Deaf people drive the same way as hearing people, but they rely more on their other sensory channels like vision and touch to stay alert on the road. Some people add car accessories such as panoramic rear-view mirrors, sound detectors, and lighted panels to help them be more aware of their surroundings.
There are many precautions deaf drivers can take to stay safe on the road. In addition to car modifications that improve a driver’s line of sight and awareness of their surroundings, individuals may choose to wear hearing aids. Drivers who rely on hearing aids should make a habit of checking the device’s battery before traveling by car. It’s also a good idea to keep spare batteries on hand.
Another tip is to reduce noise. It is best to turn the radio volume down and keep the car windows closed to eliminate road noise that may compete with important sounds that will help you stay alert and drive safely.
While it is legal to drive with hearing aids, it is not required for deaf individuals. Many deaf individuals choose not to wear hearing aids at all.

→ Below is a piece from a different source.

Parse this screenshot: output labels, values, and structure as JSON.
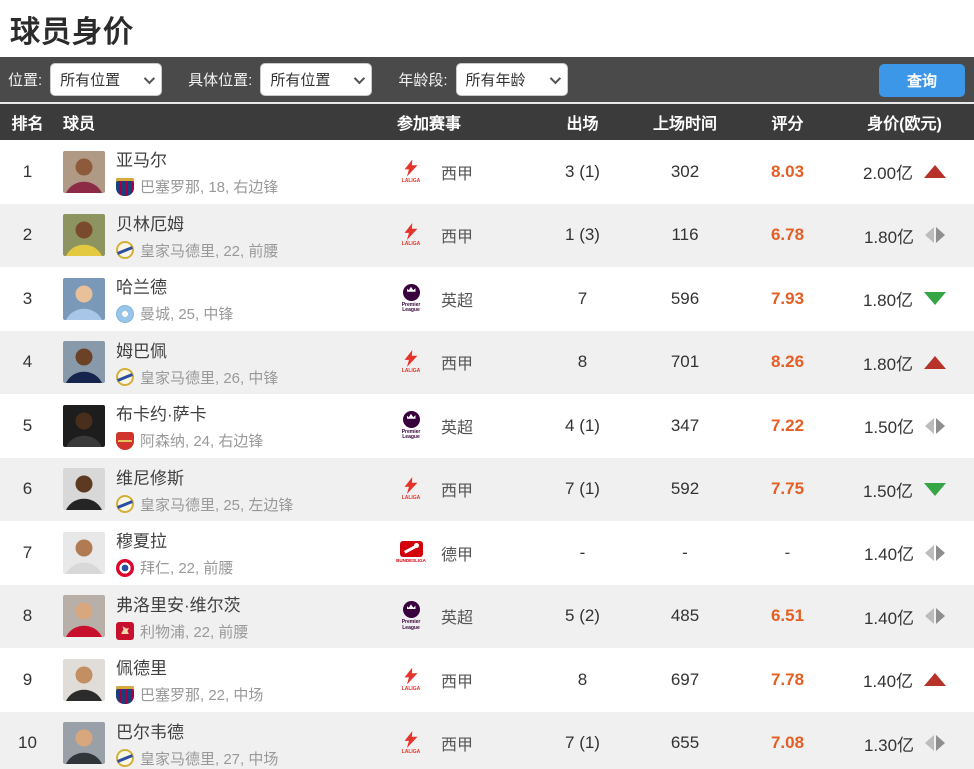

Everyone is different, but generally, people born deaf and those who are fully deaf cannot benefit from wearing hearing aids while driving. In such cases, cochlear implants may be helpful. People who are partially deaf or hard of hearing can improve their hearing by wearing cochlear implants or hearing aids. That is because hearing aids amplify sounds and make them more detectable to the ear.

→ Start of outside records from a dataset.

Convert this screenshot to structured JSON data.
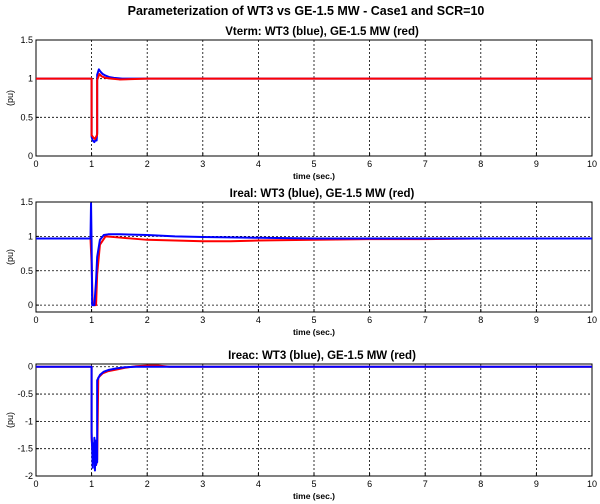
{
  "figure_title": "Parameterization of WT3 vs GE-1.5 MW - Case1 and SCR=10",
  "colors": {
    "wt3": "#0000ff",
    "ge": "#ff0000",
    "axis": "#000000",
    "grid": "#000000"
  },
  "chart_data": [
    {
      "type": "line",
      "title": "Vterm: WT3 (blue), GE-1.5 MW (red)",
      "xlabel": "time (sec.)",
      "ylabel": "(pu)",
      "xlim": [
        0,
        10
      ],
      "ylim": [
        0,
        1.5
      ],
      "xticks": [
        0,
        1,
        2,
        3,
        4,
        5,
        6,
        7,
        8,
        9,
        10
      ],
      "yticks": [
        0,
        0.5,
        1,
        1.5
      ],
      "ytick_labels": [
        "0",
        "0.5",
        "1",
        "1.5"
      ],
      "grid": true,
      "series": [
        {
          "key": "wt3",
          "x": [
            0,
            1.0,
            1.0,
            1.02,
            1.05,
            1.08,
            1.09,
            1.1,
            1.1,
            1.13,
            1.16,
            1.2,
            1.25,
            1.32,
            1.4,
            1.55,
            2.0,
            10
          ],
          "y": [
            1,
            1,
            0.25,
            0.2,
            0.18,
            0.22,
            0.2,
            0.3,
            1.05,
            1.12,
            1.09,
            1.06,
            1.04,
            1.02,
            1.01,
            1.0,
            1.0,
            1.0
          ]
        },
        {
          "key": "ge",
          "x": [
            0,
            1.0,
            1.0,
            1.03,
            1.06,
            1.09,
            1.1,
            1.1,
            1.14,
            1.18,
            1.25,
            1.35,
            1.5,
            2.0,
            10
          ],
          "y": [
            1,
            1,
            0.27,
            0.24,
            0.22,
            0.26,
            0.28,
            0.98,
            1.06,
            1.03,
            1.01,
            1.0,
            0.99,
            1.0,
            1.0
          ]
        }
      ]
    },
    {
      "type": "line",
      "title": "Ireal: WT3 (blue), GE-1.5 MW (red)",
      "xlabel": "time (sec.)",
      "ylabel": "(pu)",
      "xlim": [
        0,
        10
      ],
      "ylim": [
        -0.1,
        1.5
      ],
      "xticks": [
        0,
        1,
        2,
        3,
        4,
        5,
        6,
        7,
        8,
        9,
        10
      ],
      "yticks": [
        0,
        0.5,
        1,
        1.5
      ],
      "ytick_labels": [
        "0",
        "0.5",
        "1",
        "1.5"
      ],
      "grid": true,
      "series": [
        {
          "key": "ge",
          "x": [
            0,
            0.98,
            1.0,
            1.02,
            1.05,
            1.08,
            1.1,
            1.15,
            1.25,
            1.4,
            1.7,
            2.0,
            2.5,
            3.0,
            3.5,
            4.0,
            5.0,
            6.0,
            7.0,
            8.0,
            10
          ],
          "y": [
            0.97,
            0.97,
            0.6,
            0.0,
            0.0,
            0.0,
            0.45,
            0.88,
            1.0,
            0.99,
            0.97,
            0.95,
            0.94,
            0.93,
            0.93,
            0.94,
            0.95,
            0.96,
            0.96,
            0.97,
            0.97
          ]
        },
        {
          "key": "wt3",
          "x": [
            0,
            0.98,
            0.99,
            1.0,
            1.01,
            1.02,
            1.05,
            1.08,
            1.1,
            1.15,
            1.22,
            1.3,
            1.5,
            2.0,
            2.5,
            3.0,
            4.0,
            5.0,
            6.0,
            7.0,
            8.0,
            10
          ],
          "y": [
            0.97,
            0.97,
            1.48,
            0.9,
            0.0,
            0.0,
            0.0,
            0.35,
            0.7,
            0.95,
            1.02,
            1.03,
            1.03,
            1.02,
            1.0,
            0.99,
            0.98,
            0.97,
            0.97,
            0.97,
            0.97,
            0.97
          ]
        }
      ]
    },
    {
      "type": "line",
      "title": "Ireac: WT3 (blue), GE-1.5 MW (red)",
      "xlabel": "time (sec.)",
      "ylabel": "(pu)",
      "xlim": [
        0,
        10
      ],
      "ylim": [
        -2,
        0.05
      ],
      "xticks": [
        0,
        1,
        2,
        3,
        4,
        5,
        6,
        7,
        8,
        9,
        10
      ],
      "yticks": [
        0,
        -0.5,
        -1,
        -1.5,
        -2
      ],
      "ytick_labels": [
        "0",
        "-0.5",
        "-1",
        "-1.5",
        "-2"
      ],
      "grid": true,
      "series": [
        {
          "key": "ge",
          "x": [
            0,
            1.0,
            1.0,
            1.03,
            1.05,
            1.08,
            1.1,
            1.12,
            1.2,
            1.3,
            1.45,
            1.6,
            1.8,
            2.0,
            2.2,
            2.4,
            10
          ],
          "y": [
            0,
            0,
            -1.3,
            -1.75,
            -1.6,
            -1.8,
            -1.7,
            -0.2,
            -0.12,
            -0.08,
            -0.05,
            -0.02,
            0.01,
            0.02,
            0.02,
            0.0,
            0.0
          ]
        },
        {
          "key": "wt3",
          "x": [
            0,
            1.0,
            1.0,
            1.01,
            1.02,
            1.03,
            1.04,
            1.05,
            1.06,
            1.07,
            1.08,
            1.09,
            1.1,
            1.1,
            1.15,
            1.22,
            1.3,
            1.45,
            1.6,
            1.8,
            2.0,
            10
          ],
          "y": [
            0,
            0,
            -1.2,
            -1.5,
            -1.85,
            -1.4,
            -1.7,
            -1.3,
            -1.9,
            -1.35,
            -1.8,
            -1.4,
            -1.75,
            -0.25,
            -0.15,
            -0.09,
            -0.06,
            -0.03,
            -0.01,
            0.0,
            0.0,
            0.0
          ]
        }
      ]
    }
  ]
}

It’s important to mention that some deaf people like to wear hearing aids while driving to signal to other drivers that they are hard of hearing.

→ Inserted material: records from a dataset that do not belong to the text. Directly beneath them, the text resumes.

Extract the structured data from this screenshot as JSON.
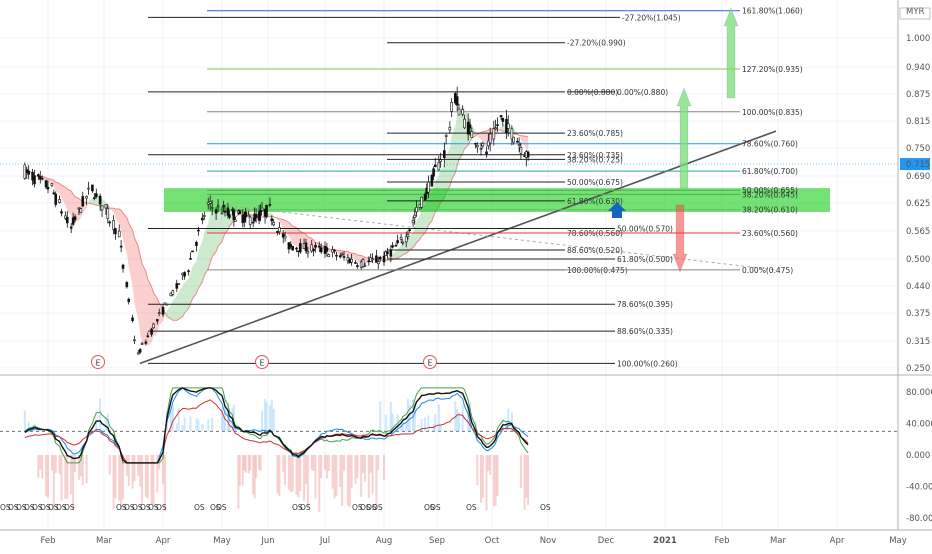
{
  "chart_data": [
    {
      "type": "candlestick",
      "currency": "MYR",
      "y_axis": {
        "ticks": [
          "1.000",
          "0.940",
          "0.875",
          "0.815",
          "0.750",
          "0.690",
          "0.625",
          "0.565",
          "0.500",
          "0.440",
          "0.375",
          "0.315",
          "0.250"
        ],
        "tick_values": [
          1.0,
          0.94,
          0.875,
          0.815,
          0.75,
          0.69,
          0.625,
          0.565,
          0.5,
          0.44,
          0.375,
          0.315,
          0.25
        ],
        "ylim": [
          0.245,
          1.07
        ]
      },
      "last_price": {
        "label": "0.715",
        "value": 0.715
      },
      "x_axis": {
        "labels": [
          "Feb",
          "Mar",
          "Apr",
          "May",
          "Jun",
          "Jul",
          "Aug",
          "Sep",
          "Oct",
          "Nov",
          "Dec",
          "2021",
          "Feb",
          "Mar",
          "Apr",
          "May"
        ]
      },
      "series_close": [
        {
          "date": "2020-01-20",
          "close": 0.7
        },
        {
          "date": "2020-02-03",
          "close": 0.66
        },
        {
          "date": "2020-02-13",
          "close": 0.57
        },
        {
          "date": "2020-02-24",
          "close": 0.66
        },
        {
          "date": "2020-03-09",
          "close": 0.56
        },
        {
          "date": "2020-03-19",
          "close": 0.28
        },
        {
          "date": "2020-04-01",
          "close": 0.38
        },
        {
          "date": "2020-04-14",
          "close": 0.48
        },
        {
          "date": "2020-04-24",
          "close": 0.62
        },
        {
          "date": "2020-05-08",
          "close": 0.6
        },
        {
          "date": "2020-05-22",
          "close": 0.59
        },
        {
          "date": "2020-06-02",
          "close": 0.61
        },
        {
          "date": "2020-06-12",
          "close": 0.53
        },
        {
          "date": "2020-07-01",
          "close": 0.52
        },
        {
          "date": "2020-07-20",
          "close": 0.49
        },
        {
          "date": "2020-08-01",
          "close": 0.5
        },
        {
          "date": "2020-08-14",
          "close": 0.55
        },
        {
          "date": "2020-08-25",
          "close": 0.64
        },
        {
          "date": "2020-09-05",
          "close": 0.74
        },
        {
          "date": "2020-09-11",
          "close": 0.87
        },
        {
          "date": "2020-09-18",
          "close": 0.8
        },
        {
          "date": "2020-09-28",
          "close": 0.74
        },
        {
          "date": "2020-10-06",
          "close": 0.82
        },
        {
          "date": "2020-10-15",
          "close": 0.77
        },
        {
          "date": "2020-10-23",
          "close": 0.72
        }
      ],
      "fib_levels": [
        {
          "label": "-27.20%(1.045)",
          "value": 1.045
        },
        {
          "label": "-27.20%(0.990)",
          "value": 0.99
        },
        {
          "label": "0.00%(0.880)",
          "value": 0.88
        },
        {
          "label": "0.00%(0.880)",
          "value": 0.88
        },
        {
          "label": "23.60%(0.785)",
          "value": 0.785
        },
        {
          "label": "38.20%(0.725)",
          "value": 0.725
        },
        {
          "label": "23.60%(0.735)",
          "value": 0.735
        },
        {
          "label": "50.00%(0.675)",
          "value": 0.675
        },
        {
          "label": "61.80%(0.630)",
          "value": 0.63
        },
        {
          "label": "50.00%(0.570)",
          "value": 0.57
        },
        {
          "label": "78.60%(0.560)",
          "value": 0.56
        },
        {
          "label": "88.60%(0.520)",
          "value": 0.52
        },
        {
          "label": "61.80%(0.500)",
          "value": 0.5
        },
        {
          "label": "100.00%(0.475)",
          "value": 0.475
        },
        {
          "label": "78.60%(0.395)",
          "value": 0.395
        },
        {
          "label": "88.60%(0.335)",
          "value": 0.335
        },
        {
          "label": "100.00%(0.260)",
          "value": 0.26
        }
      ],
      "fib_levels_colored": [
        {
          "label": "161.80%(1.060)",
          "value": 1.06,
          "color": "#3b5bd9"
        },
        {
          "label": "127.20%(0.935)",
          "value": 0.935,
          "color": "#8bc34a"
        },
        {
          "label": "100.00%(0.835)",
          "value": 0.835,
          "color": "#888888"
        },
        {
          "label": "78.60%(0.760)",
          "value": 0.76,
          "color": "#2196f3"
        },
        {
          "label": "61.80%(0.700)",
          "value": 0.7,
          "color": "#26a69a"
        },
        {
          "label": "50.00%(0.655)",
          "value": 0.655,
          "color": "#4caf50"
        },
        {
          "label": "38.20%(0.645)",
          "value": 0.645,
          "color": "#4caf50"
        },
        {
          "label": "38.20%(0.610)",
          "value": 0.61,
          "color": "#66bb6a"
        },
        {
          "label": "23.60%(0.560)",
          "value": 0.56,
          "color": "#e53935"
        },
        {
          "label": "0.00%(0.475)",
          "value": 0.475,
          "color": "#888888"
        }
      ],
      "event_markers": [
        "E",
        "E",
        "E"
      ]
    },
    {
      "type": "line",
      "y_axis": {
        "ticks": [
          "80.000",
          "40.000",
          "0.000",
          "-40.000",
          "-80.000"
        ],
        "tick_values": [
          80,
          40,
          0,
          -40,
          -80
        ],
        "ylim": [
          -95,
          95
        ]
      },
      "reference_line": 30,
      "signal_label": "OS"
    }
  ]
}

Deaf drivers carry a personal placard attached to their visors, indicating that they are deaf or hard of hearing. When an officer approaches the vehicle, they should show that placard to the officer.
When it comes to the most effective communication method, every situation is different. In some cases, communication can be established by writing. In other cases, drivers present an instruction card that allows the officer to ask for standard items such as driver’s license, registration, and proof of insurance and explain why the driver has been pulled over. An instruction card can make all the difference in bridging the communication barrier between the officer and the driver.
Some deaf people choose to read lips and respond vocally. In the case of a nighttime motor vehicle stop, the use of a flashlight can affect communication between officer and operator. When the officer holds a flashlight to illuminate the interior of the operator’s vehicle, the flashlight could cause the driver to be momentarily stunned. In this situation, turning on the vehicle’s interior lights may help drivers maintain effective communication while reading lips.
Yes, with some limitations. In 2013, the United States Department of Transportation (DOT) announced that deaf drivers could operate commercial motor vehicles after decades of prohibition. Deaf and hard of hearing people can get a job as truck drivers, cab drivers, or even work as independent contractors for ridesharing companies like Uber and Lyft.
To qualify for a Commercial Driver’s License (CDL), one must pass a basic hearing test. To be eligible, the United States Department of Transportation (DOT) requires that drivers can hear forced whispers at no less than five feet away (with or without a hearing aid). Also, an individual cannot have hearing loss in excess of 500 Hz with or without the use of a hearing aid.
If you’re wondering, “Can you drive if you’re deaf or newly deaf?” the answer is yes, you can. Someone who recently went deaf due to injury can legally continue driving a vehicle. If they are in the process of obtaining a driver’s license, they may continue to do that as well. To get used to their new senses and improve their visual skills, a newly deaf individual may find it helpful to practice driving in familiar areas before attempting to drive in high-stress situations like driving on a freeway.